L’art. 30 NAPRP-PF dispone invero che, a compensazione dell’attribuzione delle

predette quantità edificatorie, le superfici destinate alle opere di

urbanizzazione siano cedute al Comune a titolo gratuito (cpv. 1 e 2); qualora

invece il proprietario esigesse un’indennità le quantità edificatorie saranno

diminuite e calcolate solo sulla parte edificabile del fondo (cpv. 4; cfr. ris.

19.9.1995 p. 13 e 15).

Di fatto, tuttavia, tale normativa appare priva di effetti concreti.

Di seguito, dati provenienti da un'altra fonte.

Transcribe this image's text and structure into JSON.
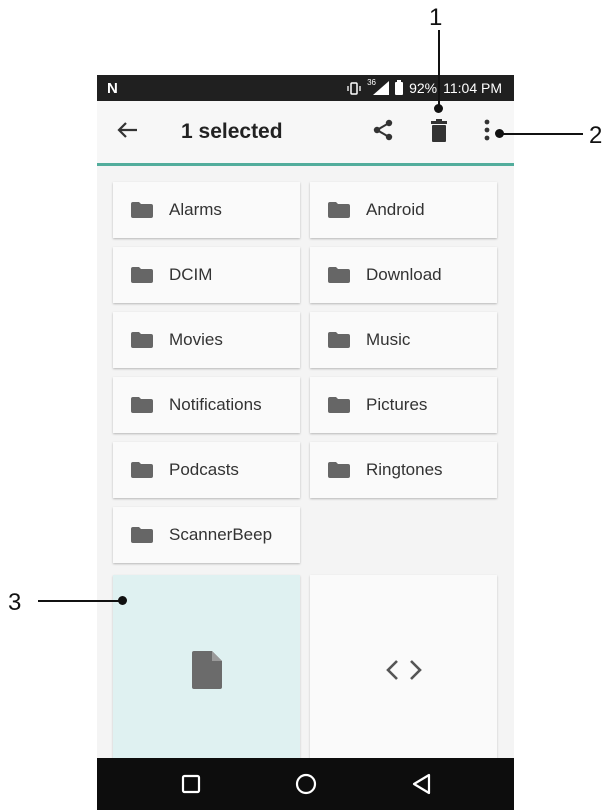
{
  "status_bar": {
    "carrier_icon": "N",
    "network": "36",
    "battery": "92%",
    "time": "11:04 PM"
  },
  "toolbar": {
    "back_icon": "arrow-left",
    "title": "1 selected",
    "share_icon": "share",
    "delete_icon": "trash",
    "more_icon": "more-vertical"
  },
  "folders": [
    {
      "label": "Alarms"
    },
    {
      "label": "Android"
    },
    {
      "label": "DCIM"
    },
    {
      "label": "Download"
    },
    {
      "label": "Movies"
    },
    {
      "label": "Music"
    },
    {
      "label": "Notifications"
    },
    {
      "label": "Pictures"
    },
    {
      "label": "Podcasts"
    },
    {
      "label": "Ringtones"
    },
    {
      "label": "ScannerBeep"
    }
  ],
  "files": [
    {
      "icon": "document",
      "selected": true
    },
    {
      "icon": "code",
      "selected": false
    }
  ],
  "nav_bar": {
    "items": [
      "recents-square",
      "home-circle",
      "back-triangle"
    ]
  },
  "annotations": {
    "one": "1",
    "two": "2",
    "three": "3"
  },
  "colors": {
    "accent": "#52ad9c",
    "selected_tile": "#dff1f1",
    "icon_gray": "#666666"
  }
}
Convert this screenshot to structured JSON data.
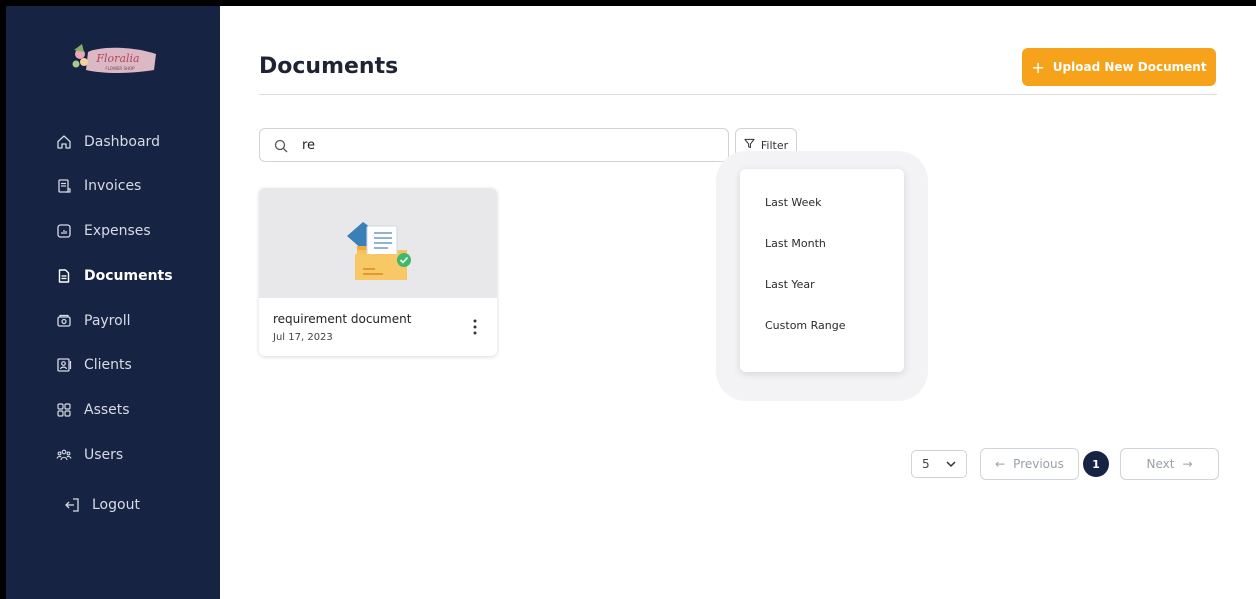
{
  "sidebar": {
    "logo_alt": "Floral Flower Shop",
    "items": [
      {
        "label": "Dashboard",
        "icon": "home-icon"
      },
      {
        "label": "Invoices",
        "icon": "invoice-icon"
      },
      {
        "label": "Expenses",
        "icon": "expenses-icon"
      },
      {
        "label": "Documents",
        "icon": "document-icon",
        "active": true
      },
      {
        "label": "Payroll",
        "icon": "payroll-icon"
      },
      {
        "label": "Clients",
        "icon": "clients-icon"
      },
      {
        "label": "Assets",
        "icon": "assets-icon"
      },
      {
        "label": "Users",
        "icon": "users-icon"
      }
    ],
    "logout": {
      "label": "Logout",
      "icon": "logout-icon"
    }
  },
  "header": {
    "title": "Documents",
    "upload_label": "Upload New Document"
  },
  "search": {
    "value": "re",
    "placeholder": ""
  },
  "filter": {
    "label": "Filter",
    "options": [
      "Last Week",
      "Last Month",
      "Last Year",
      "Custom Range"
    ]
  },
  "documents": [
    {
      "name": "requirement document",
      "date": "Jul 17, 2023"
    }
  ],
  "pagination": {
    "per_page": "5",
    "previous_label": "Previous",
    "next_label": "Next",
    "current_page": "1"
  },
  "colors": {
    "sidebar_bg": "#172343",
    "accent": "#f6a21b",
    "active_page": "#172343"
  }
}
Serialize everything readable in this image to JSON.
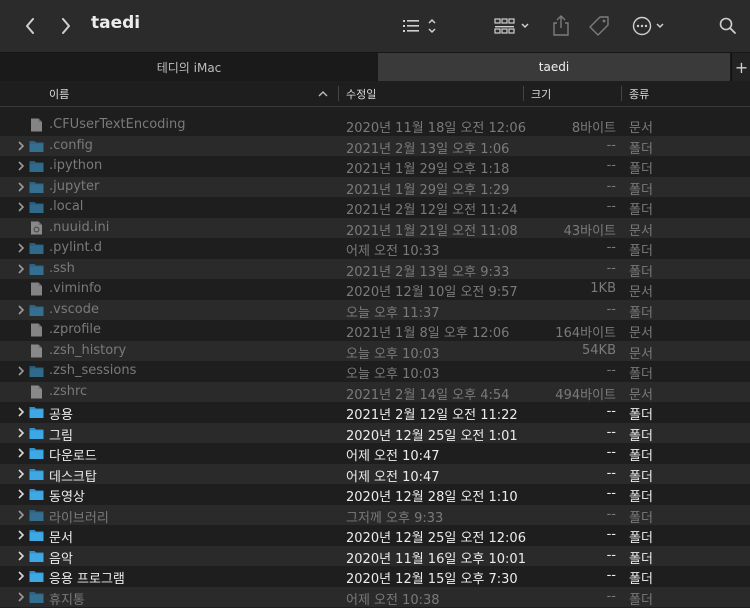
{
  "window": {
    "title": "taedi"
  },
  "toolbar": {
    "back_icon": "chevron-left",
    "forward_icon": "chevron-right",
    "view_icon": "list-view",
    "group_icon": "grid-group",
    "share_icon": "share",
    "tag_icon": "tag",
    "action_icon": "ellipsis-circle",
    "search_icon": "magnifier"
  },
  "tabs": [
    {
      "label": "테디의 iMac"
    },
    {
      "label": "taedi"
    }
  ],
  "tab_add_label": "+",
  "columns": {
    "name": "이름",
    "date": "수정일",
    "size": "크기",
    "kind": "종류"
  },
  "colors": {
    "folder": "#3ea8e5",
    "dim_text": "#7a7a7a",
    "bright_text": "#ececec"
  },
  "files": [
    {
      "name": ".CFUserTextEncoding",
      "date": "2020년 11월 18일 오전 12:06",
      "size": "8바이트",
      "kind": "문서",
      "type": "doc",
      "dim": true,
      "expandable": false
    },
    {
      "name": ".config",
      "date": "2021년 2월 13일 오후 1:06",
      "size": "--",
      "kind": "폴더",
      "type": "folder",
      "dim": true,
      "expandable": true
    },
    {
      "name": ".ipython",
      "date": "2021년 1월 29일 오후 1:18",
      "size": "--",
      "kind": "폴더",
      "type": "folder",
      "dim": true,
      "expandable": true
    },
    {
      "name": ".jupyter",
      "date": "2021년 1월 29일 오후 1:29",
      "size": "--",
      "kind": "폴더",
      "type": "folder",
      "dim": true,
      "expandable": true
    },
    {
      "name": ".local",
      "date": "2021년 2월 12일 오전 11:24",
      "size": "--",
      "kind": "폴더",
      "type": "folder",
      "dim": true,
      "expandable": true
    },
    {
      "name": ".nuuid.ini",
      "date": "2021년 1월 21일 오전 11:08",
      "size": "43바이트",
      "kind": "문서",
      "type": "gear-doc",
      "dim": true,
      "expandable": false
    },
    {
      "name": ".pylint.d",
      "date": "어제 오전 10:33",
      "size": "--",
      "kind": "폴더",
      "type": "folder",
      "dim": true,
      "expandable": true
    },
    {
      "name": ".ssh",
      "date": "2021년 2월 13일 오후 9:33",
      "size": "--",
      "kind": "폴더",
      "type": "folder",
      "dim": true,
      "expandable": true
    },
    {
      "name": ".viminfo",
      "date": "2020년 12월 10일 오전 9:57",
      "size": "1KB",
      "kind": "문서",
      "type": "doc",
      "dim": true,
      "expandable": false
    },
    {
      "name": ".vscode",
      "date": "오늘 오후 11:37",
      "size": "--",
      "kind": "폴더",
      "type": "folder",
      "dim": true,
      "expandable": true
    },
    {
      "name": ".zprofile",
      "date": "2021년 1월 8일 오후 12:06",
      "size": "164바이트",
      "kind": "문서",
      "type": "doc",
      "dim": true,
      "expandable": false
    },
    {
      "name": ".zsh_history",
      "date": "오늘 오후 10:03",
      "size": "54KB",
      "kind": "문서",
      "type": "doc",
      "dim": true,
      "expandable": false
    },
    {
      "name": ".zsh_sessions",
      "date": "오늘 오후 10:03",
      "size": "--",
      "kind": "폴더",
      "type": "folder",
      "dim": true,
      "expandable": true
    },
    {
      "name": ".zshrc",
      "date": "2021년 2월 14일 오후 4:54",
      "size": "494바이트",
      "kind": "문서",
      "type": "doc",
      "dim": true,
      "expandable": false
    },
    {
      "name": "공용",
      "date": "2021년 2월 12일 오전 11:22",
      "size": "--",
      "kind": "폴더",
      "type": "folder",
      "dim": false,
      "expandable": true
    },
    {
      "name": "그림",
      "date": "2020년 12월 25일 오전 1:01",
      "size": "--",
      "kind": "폴더",
      "type": "folder",
      "dim": false,
      "expandable": true
    },
    {
      "name": "다운로드",
      "date": "어제 오전 10:47",
      "size": "--",
      "kind": "폴더",
      "type": "folder",
      "dim": false,
      "expandable": true
    },
    {
      "name": "데스크탑",
      "date": "어제 오전 10:47",
      "size": "--",
      "kind": "폴더",
      "type": "folder",
      "dim": false,
      "expandable": true
    },
    {
      "name": "동영상",
      "date": "2020년 12월 28일 오전 1:10",
      "size": "--",
      "kind": "폴더",
      "type": "folder",
      "dim": false,
      "expandable": true
    },
    {
      "name": "라이브러리",
      "date": "그저께 오후 9:33",
      "size": "--",
      "kind": "폴더",
      "type": "folder",
      "dim": true,
      "expandable": true
    },
    {
      "name": "문서",
      "date": "2020년 12월 25일 오전 12:06",
      "size": "--",
      "kind": "폴더",
      "type": "folder",
      "dim": false,
      "expandable": true
    },
    {
      "name": "음악",
      "date": "2020년 11월 16일 오후 10:01",
      "size": "--",
      "kind": "폴더",
      "type": "folder",
      "dim": false,
      "expandable": true
    },
    {
      "name": "응용 프로그램",
      "date": "2020년 12월 15일 오후 7:30",
      "size": "--",
      "kind": "폴더",
      "type": "folder",
      "dim": false,
      "expandable": true
    },
    {
      "name": "휴지통",
      "date": "어제 오전 10:38",
      "size": "--",
      "kind": "폴더",
      "type": "folder",
      "dim": true,
      "expandable": true
    }
  ]
}
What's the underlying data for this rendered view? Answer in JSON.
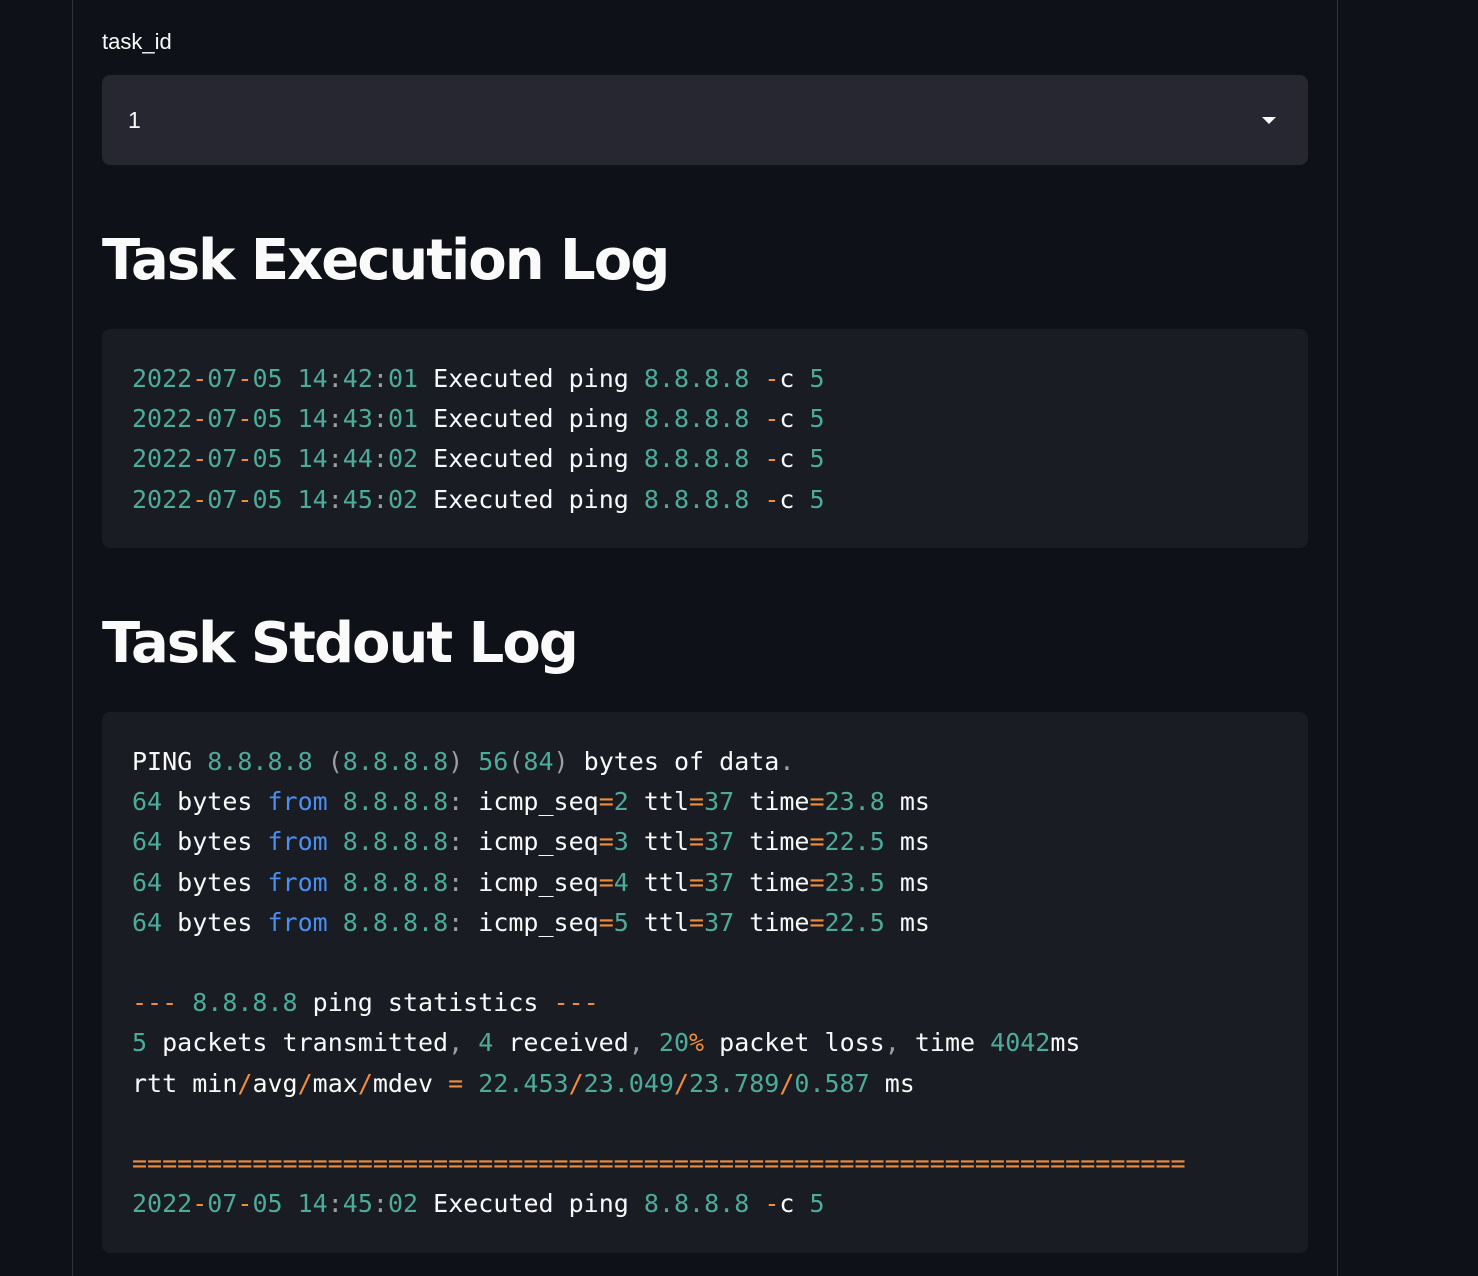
{
  "select": {
    "label": "task_id",
    "value": "1"
  },
  "exec_log": {
    "title": "Task Execution Log",
    "lines": [
      "2022-07-05 14:42:01 Executed ping 8.8.8.8 -c 5",
      "2022-07-05 14:43:01 Executed ping 8.8.8.8 -c 5",
      "2022-07-05 14:44:02 Executed ping 8.8.8.8 -c 5",
      "2022-07-05 14:45:02 Executed ping 8.8.8.8 -c 5"
    ]
  },
  "stdout_log": {
    "title": "Task Stdout Log",
    "lines": [
      "PING 8.8.8.8 (8.8.8.8) 56(84) bytes of data.",
      "64 bytes from 8.8.8.8: icmp_seq=2 ttl=37 time=23.8 ms",
      "64 bytes from 8.8.8.8: icmp_seq=3 ttl=37 time=22.5 ms",
      "64 bytes from 8.8.8.8: icmp_seq=4 ttl=37 time=23.5 ms",
      "64 bytes from 8.8.8.8: icmp_seq=5 ttl=37 time=22.5 ms",
      "",
      "--- 8.8.8.8 ping statistics ---",
      "5 packets transmitted, 4 received, 20% packet loss, time 4042ms",
      "rtt min/avg/max/mdev = 22.453/23.049/23.789/0.587 ms",
      "",
      "======================================================================",
      "2022-07-05 14:45:02 Executed ping 8.8.8.8 -c 5"
    ]
  },
  "colors": {
    "background": "#0e1117",
    "select_bg": "#262730",
    "code_bg": "#1a1c24",
    "number": "#4dab9a",
    "operator": "#f08c3c",
    "keyword": "#4b8ef0"
  }
}
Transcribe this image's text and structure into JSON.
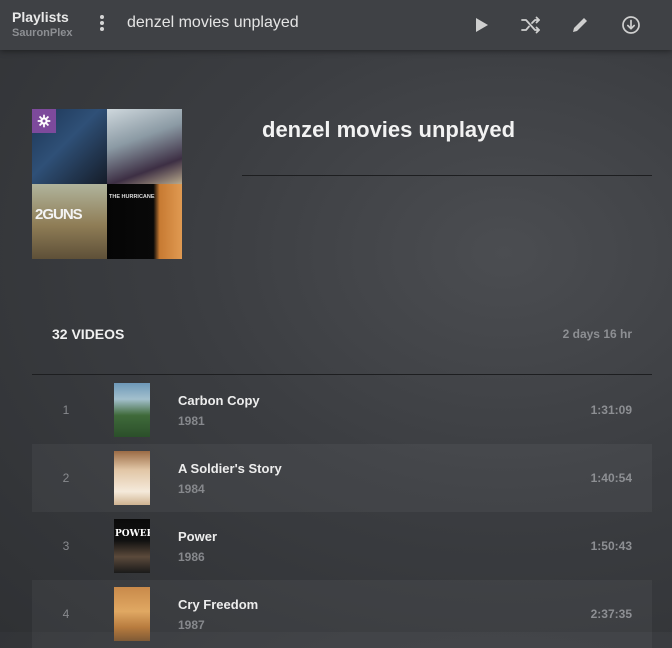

Prova ne

sia che il Comune, oltre a mantenere (ed ammettere concretamente) le

potenzialità edificatorie sancite dal PRP-PF, in questa sede procede

all’espropriazione del futuro sedime stradale contro versamento di un’indennità

anziché pretenderne da cessione gratuita. Prova ulteriore ne siano le licenze

edilizie accordate per il mapp. no. 2517 e per il mapp. no. 2125, quest’ultimo

pure oggetto della presente procedura espropriativa. Un’agire, questo, che si

rivela manifestamente vantaggioso per i proprietari e che dimostra

inequivocabilmente come l’ente pubblico non persegua una politica di divieti

bensì tenda piuttosto a favorire gli insediamenti e l’espansione industriale

nel comprensorio.

5.5.1.

In mancanza di anticipata immissione in possesso, l’indennità è stimata con

valuta attuale (art. 19 Lespr.). Per completezza l’indagine sui prezzi

ufficiali effettuata come d’uso a RF è stata estesa a tutte le transazioni

stipulate nella zona del __________ dopo l’approvazione del PRP-PF con l’esito

seguente:

nel 2007

- fr. 215.- il mq per i mapp. no. 2075 e 2511 di complessivi mq 5770, loc. __________,

zona industriale A1 (iscr. a RF l’8.1.2007 al d.g. 148);

- fr. 215.52 il mq per il mapp. no. 2510 di mq 464, loc. __________, zona

industriale A1 (iscr. a RF il 22.1.2007 al d.g. 814);

nel 2006

- fr. 220.- il mq per il mapp. no. 2086 di mq 20866, loc. __________, zona

industriale A1 (iscr. a RF il 6.7.2006 al d.g. 4924);

- fr. 308.17 il mq per il mapp. no. 2517 di mq 2729, loc. __________, zona

industriale A1 (iscr. a RF il 21.3.2006 al d.g. 2048). Il trapasso è avvenuto

in seguito ad esercizio di un diritto di compera annotato il 20.12.2005;

- fr. 220.- il mq per il mapp. no. 2085 di mq 4499, loc. __________, zona

industriale A1 (iscr. a RF il 18.8.2006 al d.g. 6290);

nel 2000

- fr. 137.19 il mq per il mapp. no. 2090 di mq 8747, loc. __________, zona

industriale A3 (iscr. a RF il 3.4.2000 al d.g. 2719);

- fr. 210.- il mq per il mapp. no. 2087 di mq 1632, loc. __________, zona

industriale A1 (iscr. a RF il 22.12.2000 al d.g. 10004);

nel 1999

- fr. 60.69 il mq per una quota di comproprietà di 1/3 sui mapp. no. 2085, 2402

e 2420 di complessivi mq 4499, loc. __________, zona industriale A1 (iscr. a RF

il 15.6.1999 al d.g. 4621). Il trapasso è avvenuto in seguito ad

aggiudicazione;

nel 1998

- fr. 169.90 il mq per il mapp. no. 2126 di mq 4797, loc. __________, zona

industriale A3 (iscr. a RF il 17.11.1998 al d.g. 8340);

- fr. 220.89 il mq per i mapp. no. 2127 e 2133 di complessivi mq 6338, loc. __________,

zona industriale A1 (iscr. a RF il 25.11.1998 al d.g. 8550);

- fr. 169.70 il mq per il mapp. no. 2128 di mq 3241, loc. __________, zona

industriale A3 (iscr. a RF il 30.11.1998 al d.g. 9996);

nel 1996

- fr. 166.77 il mq per il mapp. no. 2126 di mq 4797, loc. __________, zona

industriale A3 (iscr. a RF l’11.7.1996 al d.g. 5763).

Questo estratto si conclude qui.